German carrier Hapag-Lloyd has agreed to buy Israel's Zim Integrated Shipping Services for US$4.2 billion, reported Ventura, California's gCaptain. The cash offer of US$35 per share represents a 58 per cent premium to Zim's February 13 closing price.
The acquisition will raise Hapag-Lloyd's global market share to about 9.2 per cent, reinforcing its position as the world's fifth-largest liner operator behind MSC, Maersk, CMA CGM, and Cosco. The combined fleet would exceed 400 vessels with a capacity of more than 4.8 million TEU.
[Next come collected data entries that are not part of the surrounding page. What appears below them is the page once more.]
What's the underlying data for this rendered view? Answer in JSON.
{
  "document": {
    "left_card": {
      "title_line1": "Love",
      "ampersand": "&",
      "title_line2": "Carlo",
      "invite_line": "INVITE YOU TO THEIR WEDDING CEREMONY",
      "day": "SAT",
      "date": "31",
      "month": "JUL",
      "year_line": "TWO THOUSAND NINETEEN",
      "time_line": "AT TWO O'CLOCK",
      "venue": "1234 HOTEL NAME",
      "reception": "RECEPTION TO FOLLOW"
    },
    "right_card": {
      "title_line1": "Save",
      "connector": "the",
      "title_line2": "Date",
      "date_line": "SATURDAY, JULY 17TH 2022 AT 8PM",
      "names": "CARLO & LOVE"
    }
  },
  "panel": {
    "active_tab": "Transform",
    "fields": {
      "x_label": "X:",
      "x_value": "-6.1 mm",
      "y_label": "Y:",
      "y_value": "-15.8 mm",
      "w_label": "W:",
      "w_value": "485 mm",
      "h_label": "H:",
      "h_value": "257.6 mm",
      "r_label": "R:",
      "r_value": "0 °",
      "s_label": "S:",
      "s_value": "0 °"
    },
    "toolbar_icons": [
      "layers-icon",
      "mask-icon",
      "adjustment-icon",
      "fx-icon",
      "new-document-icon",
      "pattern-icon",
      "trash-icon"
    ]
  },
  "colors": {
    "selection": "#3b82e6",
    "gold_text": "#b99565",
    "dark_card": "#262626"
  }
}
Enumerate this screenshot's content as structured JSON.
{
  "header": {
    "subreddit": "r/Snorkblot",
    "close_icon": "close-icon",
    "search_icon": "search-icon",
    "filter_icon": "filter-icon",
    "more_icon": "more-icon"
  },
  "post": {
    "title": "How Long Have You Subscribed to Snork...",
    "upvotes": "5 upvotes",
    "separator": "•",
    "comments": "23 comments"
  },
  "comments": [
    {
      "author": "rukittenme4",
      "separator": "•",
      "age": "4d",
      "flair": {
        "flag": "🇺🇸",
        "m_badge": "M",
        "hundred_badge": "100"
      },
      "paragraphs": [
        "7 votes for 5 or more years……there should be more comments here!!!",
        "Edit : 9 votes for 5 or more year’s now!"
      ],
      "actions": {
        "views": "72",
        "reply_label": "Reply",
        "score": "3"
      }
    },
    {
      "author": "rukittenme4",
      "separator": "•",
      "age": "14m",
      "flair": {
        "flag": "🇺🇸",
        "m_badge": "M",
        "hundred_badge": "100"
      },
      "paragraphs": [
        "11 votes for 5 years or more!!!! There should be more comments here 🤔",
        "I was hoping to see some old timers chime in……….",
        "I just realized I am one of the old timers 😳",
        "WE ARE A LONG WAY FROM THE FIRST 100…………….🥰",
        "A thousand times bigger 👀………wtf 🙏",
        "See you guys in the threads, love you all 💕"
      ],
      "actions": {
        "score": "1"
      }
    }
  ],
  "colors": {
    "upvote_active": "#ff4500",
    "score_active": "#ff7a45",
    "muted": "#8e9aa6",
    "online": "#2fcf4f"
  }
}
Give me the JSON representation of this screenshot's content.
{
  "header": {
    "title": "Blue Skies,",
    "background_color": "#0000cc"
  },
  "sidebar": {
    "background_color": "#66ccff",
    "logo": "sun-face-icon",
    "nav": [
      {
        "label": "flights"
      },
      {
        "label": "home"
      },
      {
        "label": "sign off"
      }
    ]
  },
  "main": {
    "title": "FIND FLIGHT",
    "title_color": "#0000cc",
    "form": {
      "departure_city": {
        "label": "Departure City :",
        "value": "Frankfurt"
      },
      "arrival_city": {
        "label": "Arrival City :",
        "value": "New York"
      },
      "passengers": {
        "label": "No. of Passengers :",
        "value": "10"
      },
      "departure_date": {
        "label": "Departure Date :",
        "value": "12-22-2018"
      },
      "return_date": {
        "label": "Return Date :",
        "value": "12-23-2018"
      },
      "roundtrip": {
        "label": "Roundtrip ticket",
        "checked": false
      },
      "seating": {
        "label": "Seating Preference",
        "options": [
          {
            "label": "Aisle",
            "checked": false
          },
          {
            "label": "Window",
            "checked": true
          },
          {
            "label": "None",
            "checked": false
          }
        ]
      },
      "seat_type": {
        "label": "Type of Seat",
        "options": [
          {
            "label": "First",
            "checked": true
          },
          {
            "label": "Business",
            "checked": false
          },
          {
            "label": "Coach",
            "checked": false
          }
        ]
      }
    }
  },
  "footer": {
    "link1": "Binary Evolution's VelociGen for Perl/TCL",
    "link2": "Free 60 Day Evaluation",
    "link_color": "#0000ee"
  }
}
Chief Executive Rolf Habben Jansen stated that Zim strengthens coverage across Transpacific, Intra-Asia, Atlantic, Latin America, and East Mediterranean trades. The merger moves Hapag-Lloyd into a top-four slot on the transpacific with an estimated three to four percentage point market share gain.
Zim contributes 713,000 TEU of operated capacity across 117 containerships and 14 car carriers, with 60 per cent newer tonnage and around 40 LNG-powered vessels. Management projects annual synergies of US$300-500 million from network optimization, procurement, equipment consolidation, and IT integration.
The deal addresses Israeli security safeguards through the transfer of Zim's 'Golden Share' to FIMI Opportunity Funds. FIMI will launch 'New Zim' with 16 modern vessels serving strategic trade lanes linking Israel with major ports in the EU, US, Mediterranean, and Black Sea.
Since its 2021 IPO, Zim has distributed US$5.7 billion in dividends, with total capital returned approaching US$10 billion. Under Chief Executive Eli Glickman, the company moved from negative equity in 2017 to record profitability during the pandemic freight surge.
The acquisition comes as Hapag-Lloyd reported 2025 revenues of US$21.1 billion, EBITDA of US$3.6 billion, and EBIT of US$1.1 billion, down sharply from 2024. The transaction has been unanimously approved by Zim's board and is expected to close by late 2026, subject to shareholder and regulatory approvals.